DESCRIPTION (provided by applicant): Stem cells are characterized by their multi-lineage differentiation potential (pluripotency) and their ability for self-renewal, which permits them to proliferate while avoiding lineage commitment and senescence. There has been much interest in identifying the pathways by which stem cells choose between the cell fates of lineage commitment versus self-renewal. A better understanding of this process would allow for the development of specific modulators that direct stem cell fate and improve their utility for regenerative therapies. Recent studies have demonstrated that mitochondrial function regulates gene expression and self-renewal in multiple cell types but little is known about the role of mitochondrial function in embryonic stem cells. We therefore studied the mitochondrial function and activity in human embryonic stem cells (hESCs). Our novel preliminary data suggest that when compared to differentiated cells, undifferentiated hESCs have high mitochondrial biogenesis, but exhibit low levels of mitochondrial glucose oxidation. Based on our data and recent published findings, we have formulated the central hypothesis of the proposal glucose oxidation regulates self-renewal and differentiation of human embryonic stem cells (hESCs). We propose to evaluate this by testing the following three hypotheses: In Aim 1, we will assess the effect of modulating glucose oxidation on the metabolic activity of hESCs. In Aim 2, we will evaluate the effect of modulating glucose oxidation on the self-renewal and differentiation of hESCs. In Aim 3, we will assess how enhancing mitochondrial glucose oxidation affects the therapeutic use of hESC by using in vivo models of teratoma formation and angiogenesis. This proposal investigates a new paradigm, since there is no clearly established link yet between mitochondrial glucose oxidation and human ESC fate. The results from our study of are likely to yield major insights into cellular metabolic and regenerative processes. Since multiple pharmacological modulators of metabolism are currently available and have been approved for use in patients, we believe that our findings on metabolic processes in stem biology could be readily translated into the clinical setting to improve regenerative stem cell therapies.

描述（由申请人提供）：干细胞的特征是它们的多条不断分化潜力（多能性）及其自我更新能力，这使它们允许它们在避免谱系承诺和衰老的同时增殖。
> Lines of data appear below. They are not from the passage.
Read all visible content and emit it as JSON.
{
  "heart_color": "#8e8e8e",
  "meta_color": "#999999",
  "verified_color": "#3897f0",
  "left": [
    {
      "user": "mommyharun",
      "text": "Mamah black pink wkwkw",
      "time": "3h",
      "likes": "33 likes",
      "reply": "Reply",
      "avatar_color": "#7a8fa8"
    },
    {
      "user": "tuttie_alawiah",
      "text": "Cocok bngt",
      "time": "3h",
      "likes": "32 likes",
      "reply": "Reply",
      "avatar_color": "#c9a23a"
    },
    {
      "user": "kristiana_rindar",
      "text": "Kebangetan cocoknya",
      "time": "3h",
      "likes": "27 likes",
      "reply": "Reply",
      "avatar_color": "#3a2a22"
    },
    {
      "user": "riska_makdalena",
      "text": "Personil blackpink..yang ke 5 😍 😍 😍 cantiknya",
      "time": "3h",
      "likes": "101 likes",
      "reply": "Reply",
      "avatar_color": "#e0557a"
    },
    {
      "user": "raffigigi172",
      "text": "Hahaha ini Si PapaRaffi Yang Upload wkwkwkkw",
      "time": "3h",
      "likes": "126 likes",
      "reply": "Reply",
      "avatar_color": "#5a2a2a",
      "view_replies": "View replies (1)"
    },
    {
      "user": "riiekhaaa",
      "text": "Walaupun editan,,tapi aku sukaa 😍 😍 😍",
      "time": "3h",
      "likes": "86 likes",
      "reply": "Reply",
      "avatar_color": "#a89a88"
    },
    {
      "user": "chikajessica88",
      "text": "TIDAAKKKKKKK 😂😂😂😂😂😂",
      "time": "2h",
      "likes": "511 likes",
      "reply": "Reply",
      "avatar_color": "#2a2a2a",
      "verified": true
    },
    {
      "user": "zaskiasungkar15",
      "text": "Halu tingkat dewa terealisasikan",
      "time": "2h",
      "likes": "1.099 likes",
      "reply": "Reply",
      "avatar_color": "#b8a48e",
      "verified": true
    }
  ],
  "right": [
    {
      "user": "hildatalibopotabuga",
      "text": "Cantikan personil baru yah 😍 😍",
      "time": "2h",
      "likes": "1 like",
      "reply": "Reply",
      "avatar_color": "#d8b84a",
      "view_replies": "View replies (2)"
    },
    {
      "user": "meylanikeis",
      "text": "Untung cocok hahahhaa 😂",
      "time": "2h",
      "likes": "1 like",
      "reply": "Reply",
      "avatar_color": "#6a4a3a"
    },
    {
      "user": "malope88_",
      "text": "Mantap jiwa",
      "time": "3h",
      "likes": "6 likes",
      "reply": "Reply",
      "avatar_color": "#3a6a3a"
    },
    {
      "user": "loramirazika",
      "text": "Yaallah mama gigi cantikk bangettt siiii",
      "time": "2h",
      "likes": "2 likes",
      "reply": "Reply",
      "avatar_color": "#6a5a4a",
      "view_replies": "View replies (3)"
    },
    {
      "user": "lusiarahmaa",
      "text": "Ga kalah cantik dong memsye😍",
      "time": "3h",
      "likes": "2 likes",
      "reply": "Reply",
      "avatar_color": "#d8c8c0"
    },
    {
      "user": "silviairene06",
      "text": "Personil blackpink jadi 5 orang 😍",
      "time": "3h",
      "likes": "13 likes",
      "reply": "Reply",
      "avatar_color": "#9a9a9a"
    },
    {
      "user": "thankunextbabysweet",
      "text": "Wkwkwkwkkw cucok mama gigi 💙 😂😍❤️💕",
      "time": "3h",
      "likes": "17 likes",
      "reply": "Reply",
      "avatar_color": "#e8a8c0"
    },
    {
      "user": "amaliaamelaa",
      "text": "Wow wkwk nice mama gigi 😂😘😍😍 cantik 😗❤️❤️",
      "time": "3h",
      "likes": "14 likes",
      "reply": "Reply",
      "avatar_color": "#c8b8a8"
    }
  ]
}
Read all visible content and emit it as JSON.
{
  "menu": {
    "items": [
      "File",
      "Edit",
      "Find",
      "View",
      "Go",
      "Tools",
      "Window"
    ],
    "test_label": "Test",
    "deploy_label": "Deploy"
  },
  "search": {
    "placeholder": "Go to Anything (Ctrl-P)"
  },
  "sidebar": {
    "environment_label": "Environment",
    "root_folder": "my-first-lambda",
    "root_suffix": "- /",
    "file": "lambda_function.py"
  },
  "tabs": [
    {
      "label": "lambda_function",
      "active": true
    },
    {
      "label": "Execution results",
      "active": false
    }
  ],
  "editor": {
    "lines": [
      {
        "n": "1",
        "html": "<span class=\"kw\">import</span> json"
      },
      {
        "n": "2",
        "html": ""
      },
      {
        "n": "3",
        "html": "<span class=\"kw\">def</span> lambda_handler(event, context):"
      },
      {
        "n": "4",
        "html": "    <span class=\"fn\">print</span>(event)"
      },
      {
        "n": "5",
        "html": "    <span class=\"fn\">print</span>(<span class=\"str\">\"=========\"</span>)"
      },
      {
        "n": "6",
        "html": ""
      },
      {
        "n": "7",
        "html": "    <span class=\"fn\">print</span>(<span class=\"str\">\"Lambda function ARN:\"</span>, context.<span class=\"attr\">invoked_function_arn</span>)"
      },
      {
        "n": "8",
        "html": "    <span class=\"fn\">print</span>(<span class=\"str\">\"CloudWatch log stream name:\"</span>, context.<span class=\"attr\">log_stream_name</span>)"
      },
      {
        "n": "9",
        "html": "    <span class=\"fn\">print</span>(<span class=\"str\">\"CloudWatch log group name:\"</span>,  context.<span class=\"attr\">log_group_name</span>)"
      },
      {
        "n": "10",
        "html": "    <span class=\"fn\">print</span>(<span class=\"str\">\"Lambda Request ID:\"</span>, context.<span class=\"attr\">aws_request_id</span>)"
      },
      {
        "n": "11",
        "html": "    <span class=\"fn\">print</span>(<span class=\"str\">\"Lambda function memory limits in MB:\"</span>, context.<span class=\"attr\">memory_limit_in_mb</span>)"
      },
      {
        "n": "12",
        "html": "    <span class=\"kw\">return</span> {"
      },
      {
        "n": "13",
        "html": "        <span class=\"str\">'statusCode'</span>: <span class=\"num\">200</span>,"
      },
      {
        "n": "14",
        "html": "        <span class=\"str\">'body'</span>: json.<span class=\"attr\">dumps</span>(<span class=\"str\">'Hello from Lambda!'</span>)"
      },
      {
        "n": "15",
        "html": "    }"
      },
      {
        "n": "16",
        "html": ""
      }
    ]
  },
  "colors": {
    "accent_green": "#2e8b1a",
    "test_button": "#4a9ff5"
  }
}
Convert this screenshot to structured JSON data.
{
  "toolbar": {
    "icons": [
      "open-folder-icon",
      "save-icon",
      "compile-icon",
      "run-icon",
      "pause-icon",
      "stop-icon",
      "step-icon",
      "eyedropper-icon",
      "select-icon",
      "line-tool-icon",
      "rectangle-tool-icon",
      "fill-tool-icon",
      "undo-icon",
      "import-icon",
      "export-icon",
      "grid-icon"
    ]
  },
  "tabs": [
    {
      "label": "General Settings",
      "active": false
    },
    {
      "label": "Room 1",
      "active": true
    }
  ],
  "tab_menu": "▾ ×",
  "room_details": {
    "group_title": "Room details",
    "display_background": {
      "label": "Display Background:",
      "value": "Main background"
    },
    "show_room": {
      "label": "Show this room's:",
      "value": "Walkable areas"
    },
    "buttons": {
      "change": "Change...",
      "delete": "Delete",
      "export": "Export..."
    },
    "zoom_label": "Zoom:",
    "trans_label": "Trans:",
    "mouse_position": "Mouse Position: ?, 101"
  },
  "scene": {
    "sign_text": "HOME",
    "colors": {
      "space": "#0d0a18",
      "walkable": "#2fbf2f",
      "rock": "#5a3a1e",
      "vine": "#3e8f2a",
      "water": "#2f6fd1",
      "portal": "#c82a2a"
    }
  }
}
识别干细胞在谱系承诺与自我更新的细胞命运之间进行选择的途径引起了很大的兴趣。更好地理解这一过程将允许开发特定的调节剂，这些调节剂指导干细胞命运并改善其再生疗法的效用。最近的研究表明，线粒体功能调节多种细胞类型的基因表达和自我更新，但对线粒体功能在胚胎干细胞中的作用知之甚少。因此，我们研究了人类胚胎干细胞（HESC）中的线粒体功能和活性。我们新的初步数据表明，与分化细胞相比，未分化的hESC具有高线粒体生物发生，但线粒体葡萄糖氧化水平较低。根据我们的数据和最新发表的发现，我们提出了葡萄糖氧化的核心假设调节人类胚胎干细胞（HESC）的自我更新和分化。我们建议通过检验以下三个假设来评估这一点：在AIM 1中，我们将评估调节葡萄糖氧化对hESC代谢活性的影响。在AIM 2中，我们将评估调节葡萄糖氧化对hESC的自我更新和分化的影响。在AIM 3中，我们将评估通过使用畸胎瘤形成和血管生成的体内模型，如何增强线粒体葡萄糖氧化会影响HESC的治疗使用。该提案研究了一个新的范式，因为线粒体葡萄糖氧化与人类ESC命运之间尚未明确建立的联系。我们研究的结果可能会产生对细胞代谢和再生过程的主要见解。由于目前有多个代谢的药理调节剂，并且已被批准用于患者，因此我们认为，我们关于STEM生物学中代谢过程的发现很容易被转化为临床环境，以改善再生干细胞疗法。